Rick Gekoski, previously shortlisted for the PEN/Ackerley prize, talks about what it means to be a good literary loser, at Guardian: “And as soon as the winner is announced and it isn’t you,” Colm Tóibín observed, “the cameraman just walks away, and you are left there at the table trying to look composed, and you want to die.”

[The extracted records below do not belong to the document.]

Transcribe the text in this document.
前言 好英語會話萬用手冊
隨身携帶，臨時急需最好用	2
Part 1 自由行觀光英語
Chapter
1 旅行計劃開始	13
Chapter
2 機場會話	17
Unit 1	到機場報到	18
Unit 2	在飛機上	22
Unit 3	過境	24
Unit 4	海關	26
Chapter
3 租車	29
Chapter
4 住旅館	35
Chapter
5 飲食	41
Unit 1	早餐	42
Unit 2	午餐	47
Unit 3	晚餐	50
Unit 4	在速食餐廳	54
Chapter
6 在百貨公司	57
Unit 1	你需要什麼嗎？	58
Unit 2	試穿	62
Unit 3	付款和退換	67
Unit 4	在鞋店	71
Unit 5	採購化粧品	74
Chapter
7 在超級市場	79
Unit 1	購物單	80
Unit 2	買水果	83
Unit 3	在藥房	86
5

BuzzFeed is looking for the next round of applicants for their annual Emerging Writers Fellowship, which has a mission to “diversify the broader media landscape by investing in the next generation of necessary voices.” The fellowships are given to four nonfiction writers and include a $12,000 stipend and career mentorship from BuzzFeed’s editorial staff. The deadline is October 1.
Tolstoy has a new book out. No, not that Tolstoy — Sofiya Tolstoy, wife of Leo Nikolayevich. Her long-lost novella, which languished for years in the Tolstoy Museum in Moscow, has finally been published, as part of an expanded edition of her husband’s The Kreutzer Sonata. At Slate, Ron Rosenbaum praises her story, calling it “graceful, emotionally intuitive and heartbreaking.” Related: 8 experts on whether Leo Tolstoy is better than Dostoevsky.
At The NYT Mag, Virginia Heffernan‘s “Drill, Baby, Drill” explores the possibility that drills and memorization might not be quite as oppressive as some of the kinder, gentler pedagogues of our time suggest and offers a list of aps to help aspiring rote learners (Nota Bene: VerseByHeart).